I Miss Your Purple HairImage may be NSFW.
Clik here to view.
Robert Chandler
ISBN 978-0-578-04405-7
Copyright © 2009
334 Pages
Paperback $17.70
Ebook $3.85
Lulu.com
I Miss Your Purple Hair is a good book and I enjoyed it thoroughly. I’ve read 100 page books that felt like they’d never end, but this was a 300+ page book that was over before I knew it. I became invested in the characters and was genuinely curious how they would overcome their dilemma.
As dilemmas go, this is a big one. As our heroes and heroines visit the zoo one day, the world ends. Earthquakes and Tsunamis wipe out most of the coastal regions of the earth and 3/4s of the earth’s population is wiped out. Instead of taking a holistic view of the carnage and destruction, Chandler gives us a snapshot of 14 individuals caught in an undamaged valley surrounded by newly formed mountains, volcanoes, and more than a few newly released zoo animals. When the bottled water and animal crackers give out, it becomes obvious that no one is coming looking for them.

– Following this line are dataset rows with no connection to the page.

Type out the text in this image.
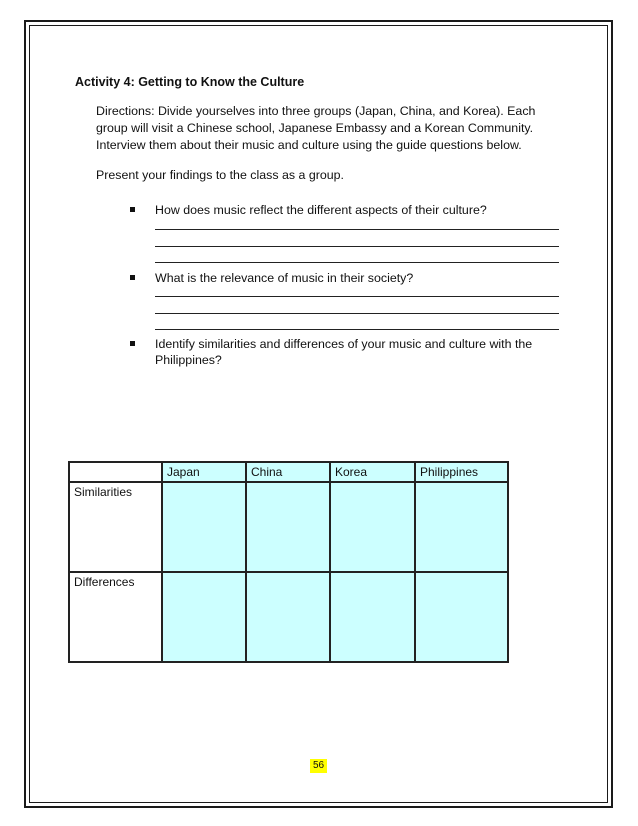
Activity 4: Getting to Know the Culture

Directions: Divide yourselves into three groups (Japan, China, and Korea). Each

group will visit a Chinese school, Japanese Embassy and a Korean Community.

Interview them about their music and culture using the guide questions below.

Present your findings to the class as a group.
How does music reflect the different aspects of their culture?
What is the relevance of music in their society?
Identify similarities and differences of your music and culture with the Philippines?
	Japan	China	Korea	Philippines
Similarities				
Differences				
56
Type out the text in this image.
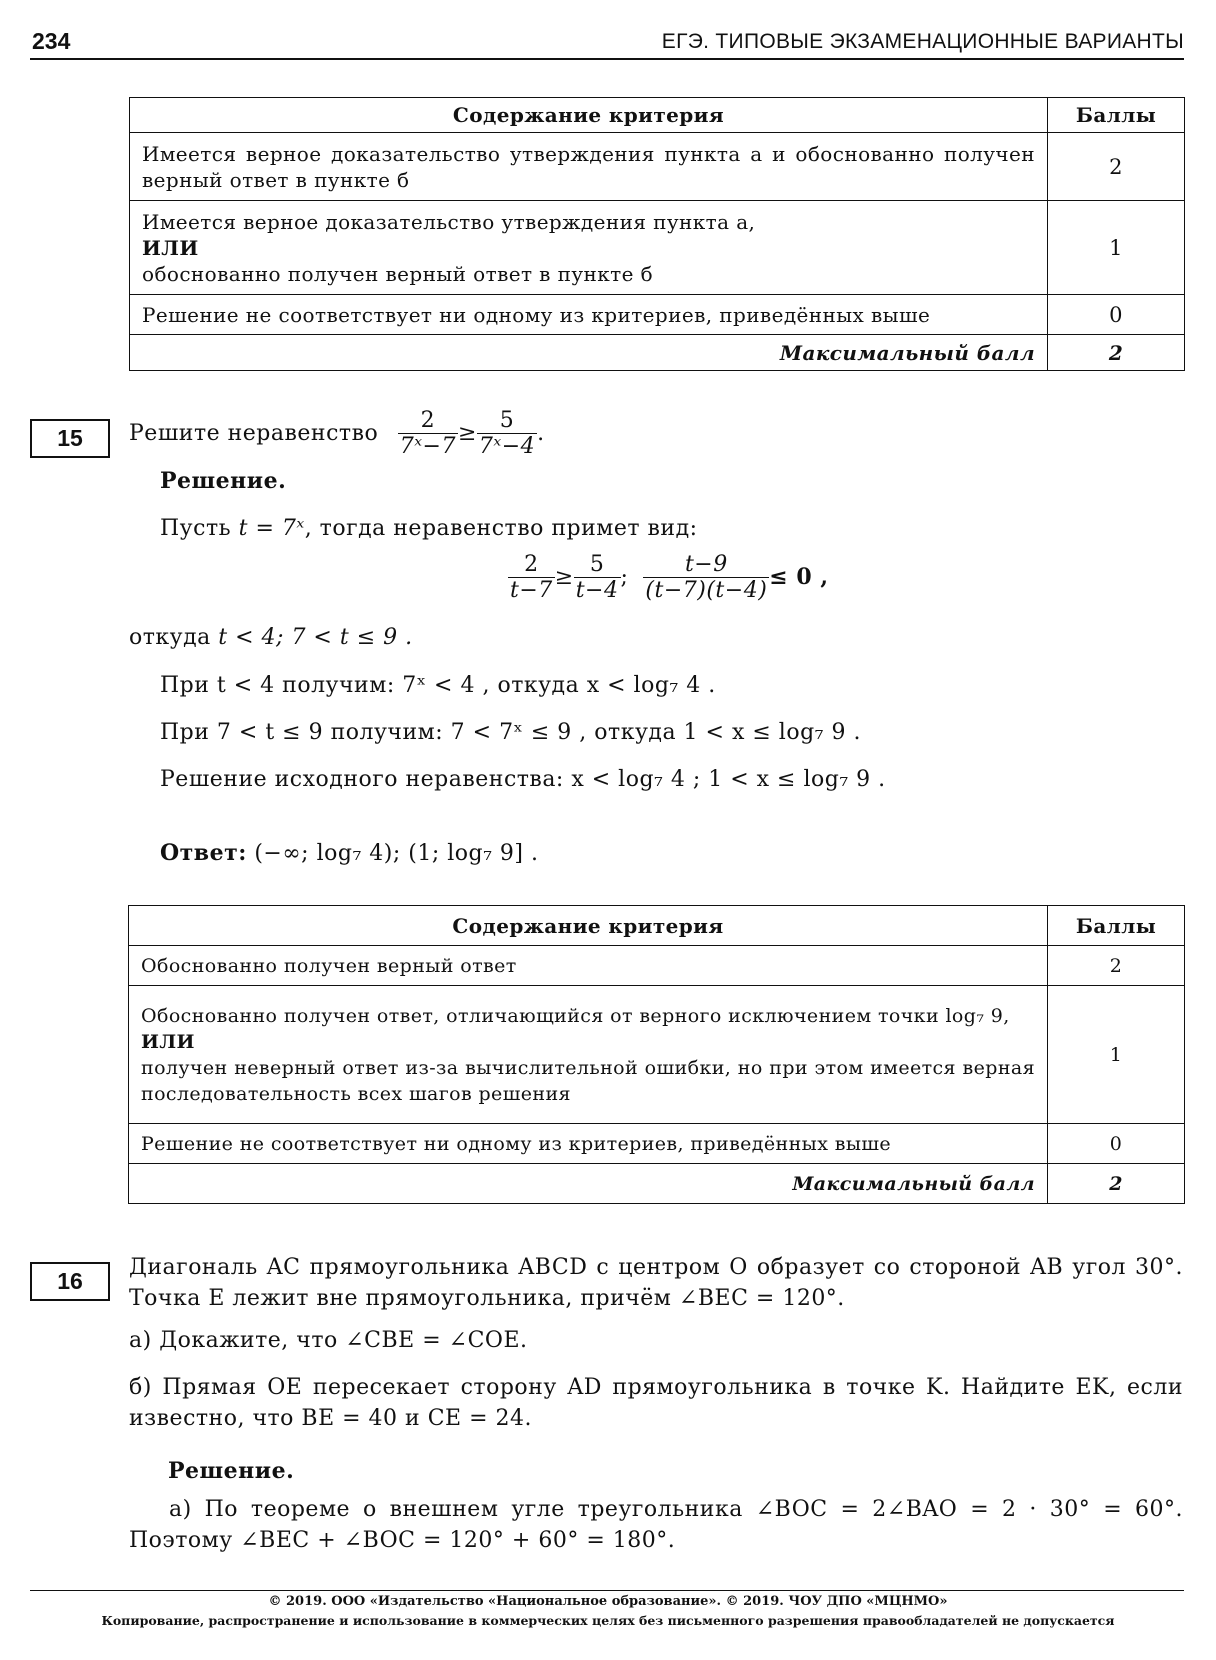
234	ЕГЭ. ТИПОВЫЕ ЭКЗАМЕНАЦИОННЫЕ ВАРИАНТЫ
Содержание критерия	Баллы
Имеется верное доказательство утверждения пункта а и обоснованно получен верный ответ в пункте б	2

Имеется верное доказательство утверждения пункта а,
ИЛИ
обоснованно получен верный ответ в пункте б	1
Решение не соответствует ни одному из критериев, приведённых выше	0
Максимальный балл	2
15	Решите неравенство $\frac{2}{\text{7ˣ−7}} \ge \frac{5}{\text{7ˣ−4}}$ .
Решение.
Пусть t = 7ˣ, тогда неравенство примет вид:
$\frac{2}{t-7} \ge \frac{5}{t-4}$ ; $\frac{t-9}{(t-7)(t-4)} \le 0$ ,
откуда t < 4; 7 < t ≤ 9 .
При t < 4 получим: 7ˣ < 4 , откуда x < log₇ 4 .
При 7 < t ≤ 9 получим: 7 < 7ˣ ≤ 9 , откуда 1 < x ≤ log₇ 9 .
Решение исходного неравенства: x < log₇ 4 ; 1 < x ≤ log₇ 9 .
Ответ: (−∞; log₇ 4); (1; log₇ 9] .
Содержание критерия	Баллы
Обоснованно получен верный ответ	2

Обоснованно получен ответ, отличающийся от верного исключением точки log₇ 9,
ИЛИ
получен неверный ответ из-за вычислительной ошибки, но при этом имеется верная последовательность всех шагов решения	1
Решение не соответствует ни одному из критериев, приведённых выше	0
Максимальный балл	2
16
Диагональ AC прямоугольника ABCD с центром O образует со стороной AB угол 30°. Точка E лежит вне прямоугольника, причём ∠BEC = 120°.
а) Докажите, что ∠CBE = ∠COE.
б) Прямая OE пересекает сторону AD прямоугольника в точке K. Найдите EK, если известно, что BE = 40 и CE = 24.
Решение.
а) По теореме о внешнем угле треугольника ∠BOC = 2∠BAO = 2 · 30° = 60°. Поэтому ∠BEC + ∠BOC = 120° + 60° = 180°.
© 2019. ООО «Издательство «Национальное образование». © 2019. ЧОУ ДПО «МЦНМО»
Копирование, распространение и использование в коммерческих целях без письменного разрешения правообладателей не допускается
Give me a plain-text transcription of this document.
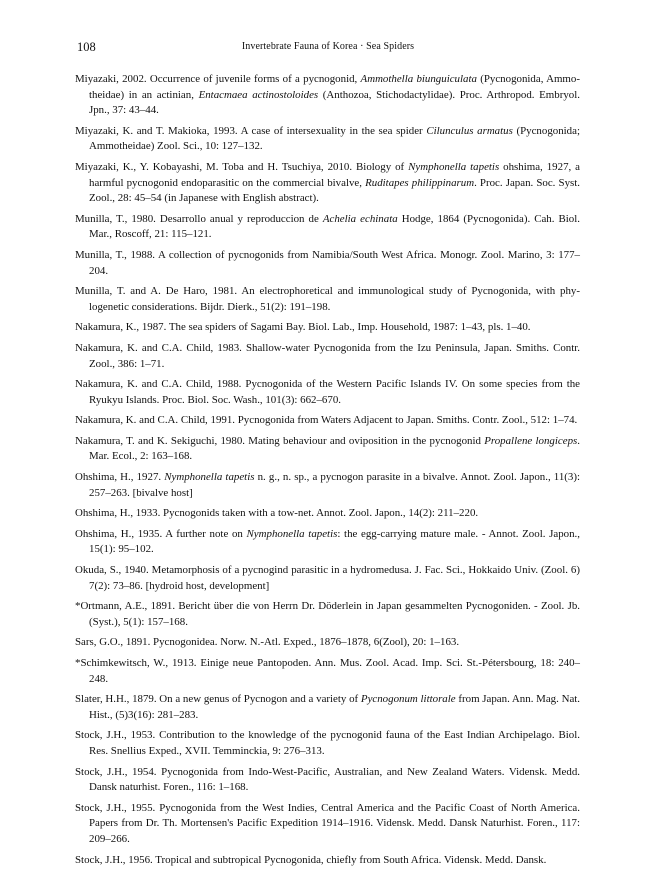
108	Invertebrate Fauna of Korea · Sea Spiders
Miyazaki, 2002. Occurrence of juvenile forms of a pycnogonid, Ammothella biunguiculata (Pycnogonida, Ammotheidae) in an actinian, Entacmaea actinostoloides (Anthozoa, Stichodactylidae). Proc. Arthropod. Embryol. Jpn., 37: 43–44.
Miyazaki, K. and T. Makioka, 1993. A case of intersexuality in the sea spider Cilunculus armatus (Pycnogonida; Ammotheidae) Zool. Sci., 10: 127–132.
Miyazaki, K., Y. Kobayashi, M. Toba and H. Tsuchiya, 2010. Biology of Nymphonella tapetis ohshima, 1927, a harmful pycnogonid endoparasitic on the commercial bivalve, Ruditapes philippinarum. Proc. Japan. Soc. Syst. Zool., 28: 45–54 (in Japanese with English abstract).
Munilla, T., 1980. Desarrollo anual y reproduccion de Achelia echinata Hodge, 1864 (Pycnogonida). Cah. Biol. Mar., Roscoff, 21: 115–121.
Munilla, T., 1988. A collection of pycnogonids from Namibia/South West Africa. Monogr. Zool. Marino, 3: 177–204.
Munilla, T. and A. De Haro, 1981. An electrophoretical and immunological study of Pycnogonida, with phylogenetic considerations. Bijdr. Dierk., 51(2): 191–198.
Nakamura, K., 1987. The sea spiders of Sagami Bay. Biol. Lab., Imp. Household, 1987: 1–43, pls. 1–40.
Nakamura, K. and C.A. Child, 1983. Shallow-water Pycnogonida from the Izu Peninsula, Japan. Smiths. Contr. Zool., 386: 1–71.
Nakamura, K. and C.A. Child, 1988. Pycnogonida of the Western Pacific Islands IV. On some species from the Ryukyu Islands. Proc. Biol. Soc. Wash., 101(3): 662–670.
Nakamura, K. and C.A. Child, 1991. Pycnogonida from Waters Adjacent to Japan. Smiths. Contr. Zool., 512: 1–74.
Nakamura, T. and K. Sekiguchi, 1980. Mating behaviour and oviposition in the pycnogonid Propallene longiceps. Mar. Ecol., 2: 163–168.
Ohshima, H., 1927. Nymphonella tapetis n. g., n. sp., a pycnogon parasite in a bivalve. Annot. Zool. Japon., 11(3): 257–263. [bivalve host]
Ohshima, H., 1933. Pycnogonids taken with a tow-net. Annot. Zool. Japon., 14(2): 211–220.
Ohshima, H., 1935. A further note on Nymphonella tapetis: the egg-carrying mature male. - Annot. Zool. Japon., 15(1): 95–102.
Okuda, S., 1940. Metamorphosis of a pycnogind parasitic in a hydromedusa. J. Fac. Sci., Hokkaido Univ. (Zool. 6) 7(2): 73–86. [hydroid host, development]
*Ortmann, A.E., 1891. Bericht über die von Herrn Dr. Döderlein in Japan gesammelten Pycnogoniden. - Zool. Jb. (Syst.), 5(1): 157–168.
Sars, G.O., 1891. Pycnogonidea. Norw. N.-Atl. Exped., 1876–1878, 6(Zool), 20: 1–163.
*Schimkewitsch, W., 1913. Einige neue Pantopoden. Ann. Mus. Zool. Acad. Imp. Sci. St.-Pétersbourg, 18: 240–248.
Slater, H.H., 1879. On a new genus of Pycnogon and a variety of Pycnogonum littorale from Japan. Ann. Mag. Nat. Hist., (5)3(16): 281–283.
Stock, J.H., 1953. Contribution to the knowledge of the pycnogonid fauna of the East Indian Archipelago. Biol. Res. Snellius Exped., XVII. Temminckia, 9: 276–313.
Stock, J.H., 1954. Pycnogonida from Indo-West-Pacific, Australian, and New Zealand Waters. Vidensk. Medd. Dansk naturhist. Foren., 116: 1–168.
Stock, J.H., 1955. Pycnogonida from the West Indies, Central America and the Pacific Coast of North America. Papers from Dr. Th. Mortensen's Pacific Expedition 1914–1916. Vidensk. Medd. Dansk Naturhist. Foren., 117: 209–266.
Stock, J.H., 1956. Tropical and subtropical Pycnogonida, chiefly from South Africa. Vidensk. Medd. Dansk.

So what would you do? I can almost guarantee that you wouldn’t handle it as calmly as these folks. They pitch in, take each setback as it comes, and … well, you’ll have to read the book to find out the ‘and’. There is an undercurrent of new age philosophy that pervades this book, but it’s not overdone. The main characters are Mateo and his 15 year old daughter Veronica, or Violet as she is also known. As we meet more individuals, we have to piece together how they all fit. All is eventually revealed.
Better than the story is the story telling. Chandler’s writing is fluid, smart, and literate. In this short paragraph, a character named Mia leads a group to explore their surroundings:
They moved on, with Mia in the lead. The stainless steel walking stick she employed had been acquired from the wreckage of the snack bar. A distasteful hint of sulphur merged with the pleasant aroma of indigenous foliage to create a unique scent. It had become oddly familiar, this mixture of perfume and poison, stinging the sensitive tissue around their eyes, noses and mouths and irritating their throats. It laced the breeze that snuck in from the northwest, passed over the rocky barriers that formed the perimeter, and then swooped down across the basin they traversed.
I had several pages earmarked to share with you because this phrase or that turn of a word amused or delighted me. This description of aftershocks begins chapter eighteen:
The tremors arrived unannounced, and like a band of oafish trespassers, rudely left chaos in their wake. Obscured behind the sound of the rolling thunder, they caught the huddled survivors off guard, sending them reeling across the concrete floor. While they were flung about the room, the tremors did what they were designed to do. Succinct and purposeful, the seismic waves reshaped the geography, continuing the work initiated by the earlier quakes.
The mechanics of this book are excellent. Often self published books feel raw or a little rough around the edges. This one isn’t like that. Each chapter starts with a quote, be it from Jung or Ayn Rand or Albert Schweitzer. Unlike some books where these quotes feel like an afterthought or distraction, I found myself reading them for hints about the upcoming chapter. The cover looks professional, the editing is impeccable, and even the business cards Chandler stuck in with my copy were well done.
At $17, this book also points out the down side of self publishing. The more pages, the more cost. To produce a substantial work of fiction and to make a couple of dollars from your hard work, the price is high. Still, I Miss Your Purple Hair is worth the price of admission, and I look forward to reading more books from Robert Chandler.